Obviously, most observers saw the ploy for what it was; spin. The New Democrats had lost their majority and seemed on track to lose their mandate. Mulcair appeared exhausted when he delivered his speech. Exhausted and annoyed. The thrills and excitement of their historic 2015 victory seemed a very distant memory. Still, the problems facing the incumbents were fantastic problems compared to their opponents.
Kenney, ever eager to defy the experts with his superior strategy, declared that the Conservatives were on track to receive the most votes out of all the other parties. This was true. He proclaimed to the party faithful in Calgary that the winner of the election wouldn’t be known that night. Also true. The would-be, potential, hopefully-but-not-likely Prime Minister declared he was prepared to work with anyone if it meant making Canadian’s lives more affordable as Canada began looking at a post-COVID economy. This wasn’t true, but it sounded nice. What Kenney didn’t tell the crowd was that he had already decided to quit as party leader. It has always been the plan that if Kenney didn’t lead the Conservatives to at minimum a minority government in his second campaign, he wouldn’t try for a third. Although the numbers out West were looking good, but the party’s campaign manager John Weissenberger had told his boss the NDP were likely to edge them out by a couple of seats when the dust settled. Winning the popular vote was great for morale, but it didn’t mean squat if the Conservative’s were still behind in terms of seats. The math just wasn’t there, and if nothing else Jason Kenney prided himself in his ability to count.
Besides, like Mulcair, Kenney knew if he didn’t pull the plug on his leadership, others likely would. Pierre Poilievre and his friends had already tried, ultimately damaging the Tory campaign at the worst possible time.
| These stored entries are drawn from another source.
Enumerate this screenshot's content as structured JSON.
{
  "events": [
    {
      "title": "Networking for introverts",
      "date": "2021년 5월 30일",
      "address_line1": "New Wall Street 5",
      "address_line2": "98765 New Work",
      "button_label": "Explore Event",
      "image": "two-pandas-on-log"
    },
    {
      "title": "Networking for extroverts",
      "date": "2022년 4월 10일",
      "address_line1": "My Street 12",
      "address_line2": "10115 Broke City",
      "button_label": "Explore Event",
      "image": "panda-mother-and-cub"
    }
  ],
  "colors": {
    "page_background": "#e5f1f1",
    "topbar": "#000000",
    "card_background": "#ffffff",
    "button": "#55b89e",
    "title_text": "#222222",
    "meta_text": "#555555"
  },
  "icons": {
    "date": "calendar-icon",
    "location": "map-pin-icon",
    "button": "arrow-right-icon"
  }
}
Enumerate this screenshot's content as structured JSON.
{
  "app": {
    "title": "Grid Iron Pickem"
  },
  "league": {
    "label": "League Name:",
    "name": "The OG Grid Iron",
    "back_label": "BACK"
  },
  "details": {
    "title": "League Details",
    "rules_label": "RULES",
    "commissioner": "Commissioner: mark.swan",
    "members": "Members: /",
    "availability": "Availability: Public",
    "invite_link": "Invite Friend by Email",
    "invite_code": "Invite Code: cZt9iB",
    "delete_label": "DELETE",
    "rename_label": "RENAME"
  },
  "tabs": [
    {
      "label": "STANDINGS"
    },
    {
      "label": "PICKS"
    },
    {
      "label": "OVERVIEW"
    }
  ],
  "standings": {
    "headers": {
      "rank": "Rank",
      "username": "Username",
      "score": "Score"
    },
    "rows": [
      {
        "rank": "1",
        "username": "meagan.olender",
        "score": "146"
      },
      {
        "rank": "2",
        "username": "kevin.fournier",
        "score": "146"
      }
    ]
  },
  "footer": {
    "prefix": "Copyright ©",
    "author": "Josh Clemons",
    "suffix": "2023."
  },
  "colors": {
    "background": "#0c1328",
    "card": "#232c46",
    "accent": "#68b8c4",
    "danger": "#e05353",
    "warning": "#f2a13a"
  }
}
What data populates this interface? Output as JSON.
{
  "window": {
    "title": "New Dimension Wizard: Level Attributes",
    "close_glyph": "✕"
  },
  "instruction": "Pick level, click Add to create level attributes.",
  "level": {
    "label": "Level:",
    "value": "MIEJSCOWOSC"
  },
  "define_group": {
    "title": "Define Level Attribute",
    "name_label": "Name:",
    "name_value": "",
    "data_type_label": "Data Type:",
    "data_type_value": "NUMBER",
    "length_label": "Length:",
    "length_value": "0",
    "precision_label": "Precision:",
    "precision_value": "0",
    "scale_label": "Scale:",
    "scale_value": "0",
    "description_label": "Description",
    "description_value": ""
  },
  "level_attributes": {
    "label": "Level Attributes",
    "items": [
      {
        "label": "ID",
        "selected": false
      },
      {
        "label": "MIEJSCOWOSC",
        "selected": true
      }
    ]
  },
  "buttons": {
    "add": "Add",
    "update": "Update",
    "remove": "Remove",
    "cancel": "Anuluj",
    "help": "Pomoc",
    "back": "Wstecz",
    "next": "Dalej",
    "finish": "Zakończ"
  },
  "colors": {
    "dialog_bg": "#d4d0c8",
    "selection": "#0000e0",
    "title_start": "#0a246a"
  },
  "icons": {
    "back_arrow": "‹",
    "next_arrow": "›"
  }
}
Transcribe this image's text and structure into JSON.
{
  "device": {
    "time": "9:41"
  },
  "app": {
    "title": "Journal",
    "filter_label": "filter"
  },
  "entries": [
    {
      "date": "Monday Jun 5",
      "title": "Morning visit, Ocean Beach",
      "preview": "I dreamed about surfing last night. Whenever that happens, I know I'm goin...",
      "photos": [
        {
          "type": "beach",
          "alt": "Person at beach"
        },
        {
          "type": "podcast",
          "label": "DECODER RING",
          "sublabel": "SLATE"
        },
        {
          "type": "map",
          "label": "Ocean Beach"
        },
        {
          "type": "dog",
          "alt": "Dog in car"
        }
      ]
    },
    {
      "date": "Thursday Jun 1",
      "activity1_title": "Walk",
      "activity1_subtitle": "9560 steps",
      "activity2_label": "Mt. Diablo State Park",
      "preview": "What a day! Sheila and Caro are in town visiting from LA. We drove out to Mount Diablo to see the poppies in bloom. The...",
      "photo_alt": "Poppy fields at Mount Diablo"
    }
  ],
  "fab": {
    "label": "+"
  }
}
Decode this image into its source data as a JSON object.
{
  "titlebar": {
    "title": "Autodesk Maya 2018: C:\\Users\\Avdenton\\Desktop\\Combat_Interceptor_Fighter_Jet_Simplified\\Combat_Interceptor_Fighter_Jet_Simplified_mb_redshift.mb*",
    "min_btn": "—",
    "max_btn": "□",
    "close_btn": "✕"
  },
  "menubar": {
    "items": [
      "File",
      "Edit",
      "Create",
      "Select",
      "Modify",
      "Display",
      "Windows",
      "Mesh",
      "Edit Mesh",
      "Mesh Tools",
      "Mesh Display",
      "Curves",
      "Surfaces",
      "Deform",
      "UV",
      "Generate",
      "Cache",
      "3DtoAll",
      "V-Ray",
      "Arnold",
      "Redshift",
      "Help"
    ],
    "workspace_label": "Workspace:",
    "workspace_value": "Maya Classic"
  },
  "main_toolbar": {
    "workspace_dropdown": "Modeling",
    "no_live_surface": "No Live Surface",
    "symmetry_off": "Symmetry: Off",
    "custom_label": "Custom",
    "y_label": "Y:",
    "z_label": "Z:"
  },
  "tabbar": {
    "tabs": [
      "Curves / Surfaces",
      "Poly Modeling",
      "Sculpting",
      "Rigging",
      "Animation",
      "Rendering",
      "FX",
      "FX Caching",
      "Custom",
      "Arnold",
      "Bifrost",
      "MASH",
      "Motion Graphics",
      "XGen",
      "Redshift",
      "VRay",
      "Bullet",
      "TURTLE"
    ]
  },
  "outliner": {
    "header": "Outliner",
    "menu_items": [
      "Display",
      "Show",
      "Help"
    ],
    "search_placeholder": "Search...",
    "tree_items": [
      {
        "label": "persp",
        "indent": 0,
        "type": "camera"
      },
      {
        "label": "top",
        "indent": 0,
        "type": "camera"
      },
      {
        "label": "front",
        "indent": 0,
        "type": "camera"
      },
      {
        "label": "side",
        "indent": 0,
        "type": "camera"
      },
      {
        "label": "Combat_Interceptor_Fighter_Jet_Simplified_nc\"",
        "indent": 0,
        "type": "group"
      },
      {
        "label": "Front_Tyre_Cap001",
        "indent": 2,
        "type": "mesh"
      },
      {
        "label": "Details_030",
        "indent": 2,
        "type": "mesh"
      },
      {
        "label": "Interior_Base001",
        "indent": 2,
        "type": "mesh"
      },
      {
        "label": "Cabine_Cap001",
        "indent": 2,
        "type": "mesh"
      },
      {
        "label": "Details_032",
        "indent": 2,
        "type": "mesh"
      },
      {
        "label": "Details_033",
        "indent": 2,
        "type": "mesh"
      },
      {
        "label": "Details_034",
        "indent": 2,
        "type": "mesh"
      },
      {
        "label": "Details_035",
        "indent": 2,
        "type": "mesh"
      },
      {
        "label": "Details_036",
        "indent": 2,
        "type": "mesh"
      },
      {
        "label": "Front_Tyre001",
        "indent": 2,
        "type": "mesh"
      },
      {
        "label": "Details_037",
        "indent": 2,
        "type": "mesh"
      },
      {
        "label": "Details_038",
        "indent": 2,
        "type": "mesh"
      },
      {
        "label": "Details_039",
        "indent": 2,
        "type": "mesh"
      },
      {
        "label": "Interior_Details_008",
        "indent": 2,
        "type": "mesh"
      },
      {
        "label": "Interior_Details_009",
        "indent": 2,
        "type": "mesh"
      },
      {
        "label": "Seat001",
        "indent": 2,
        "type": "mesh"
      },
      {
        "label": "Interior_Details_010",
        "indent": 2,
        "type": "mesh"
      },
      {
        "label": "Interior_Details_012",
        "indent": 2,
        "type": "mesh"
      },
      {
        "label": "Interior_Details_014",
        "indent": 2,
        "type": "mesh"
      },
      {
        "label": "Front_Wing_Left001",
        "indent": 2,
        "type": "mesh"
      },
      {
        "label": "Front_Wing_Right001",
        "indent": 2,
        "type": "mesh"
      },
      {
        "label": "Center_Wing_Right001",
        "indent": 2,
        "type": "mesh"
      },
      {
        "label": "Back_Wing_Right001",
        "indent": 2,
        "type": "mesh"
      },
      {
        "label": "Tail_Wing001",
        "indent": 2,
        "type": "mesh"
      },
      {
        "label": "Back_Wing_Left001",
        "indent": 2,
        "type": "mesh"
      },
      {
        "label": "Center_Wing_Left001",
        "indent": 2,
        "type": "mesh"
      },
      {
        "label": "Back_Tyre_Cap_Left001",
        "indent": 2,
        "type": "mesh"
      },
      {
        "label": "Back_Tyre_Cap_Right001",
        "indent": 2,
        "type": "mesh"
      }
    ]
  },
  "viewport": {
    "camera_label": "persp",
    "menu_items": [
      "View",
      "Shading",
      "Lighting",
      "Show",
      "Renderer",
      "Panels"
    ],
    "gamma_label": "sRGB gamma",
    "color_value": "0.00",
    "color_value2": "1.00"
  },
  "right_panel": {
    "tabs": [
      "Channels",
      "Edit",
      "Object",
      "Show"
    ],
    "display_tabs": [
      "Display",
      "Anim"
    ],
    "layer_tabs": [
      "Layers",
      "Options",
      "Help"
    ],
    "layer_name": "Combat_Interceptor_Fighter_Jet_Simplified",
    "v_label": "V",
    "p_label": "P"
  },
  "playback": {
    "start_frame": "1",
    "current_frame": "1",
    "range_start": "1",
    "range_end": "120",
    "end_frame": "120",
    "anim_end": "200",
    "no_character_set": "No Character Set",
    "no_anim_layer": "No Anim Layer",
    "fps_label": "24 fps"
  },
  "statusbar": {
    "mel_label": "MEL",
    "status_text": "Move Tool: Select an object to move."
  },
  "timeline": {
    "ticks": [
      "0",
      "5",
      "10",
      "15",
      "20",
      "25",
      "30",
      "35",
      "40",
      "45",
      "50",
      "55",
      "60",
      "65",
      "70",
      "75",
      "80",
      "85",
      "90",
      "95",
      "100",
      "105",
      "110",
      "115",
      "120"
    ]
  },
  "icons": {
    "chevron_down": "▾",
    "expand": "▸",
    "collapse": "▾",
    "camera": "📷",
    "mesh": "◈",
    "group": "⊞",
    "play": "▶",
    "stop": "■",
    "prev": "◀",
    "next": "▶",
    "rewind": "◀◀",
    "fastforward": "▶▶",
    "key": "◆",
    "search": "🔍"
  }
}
It was their duplicitous actions that had cost him the keys to 24 Sussex, Kenney told his team, and he’d be damned if he’d allow the bastard to succeed him as party leader. Weissenberger had already hired a buddy to dig up some dirt on Poilievre, should the need arise. In the meantime, Kenney planned on controlling the circumstances of his exit. He’d announce his retirement when he was good and ready. Until then, he’d let everyone keep guessing what his next moves would be. Who knows, maybe he’d let it leak he was open to going into a coalition with Mark Carney just to watch people’s heads explode.
Phones in Liberal Party headquarters were buzzing nonstop the entire night, none more so than Mark Carney’s. Everybody wanted to know what the Liberal leader was going to do. After entering the campaign as the frontrunner, the Liberals were once again set to finish in third place for the third-straight election. It was humiliating, but even more than that it began to cement the fears that many party insiders had; the Liberal Party was no longer capable of winning power. What was the purpose of the Liberals if not to hold power?
Now people were asking if the party was going to dump Carney and go back to the drawing board yet again. Was he even interested in staying? He was barely ahead of the incumbent NDP candidate in his Ottawa riding, so the situation could just resolve itself.
After his speech to his supporters, proclaiming that voters had given his party a big responsibility in the incoming parliament, Mark Carney told his aides he was going to bed. He needed time to figure out his next moves, and he couldn’t do that unless he was fully rested. All the politicking and backroom deals could wait until the next day, if he still had a job by then. Fifteen minutes after turning off the lights in his hotel room, Carney got a text that he’d won in Ottawa—Vanier. A win was a win.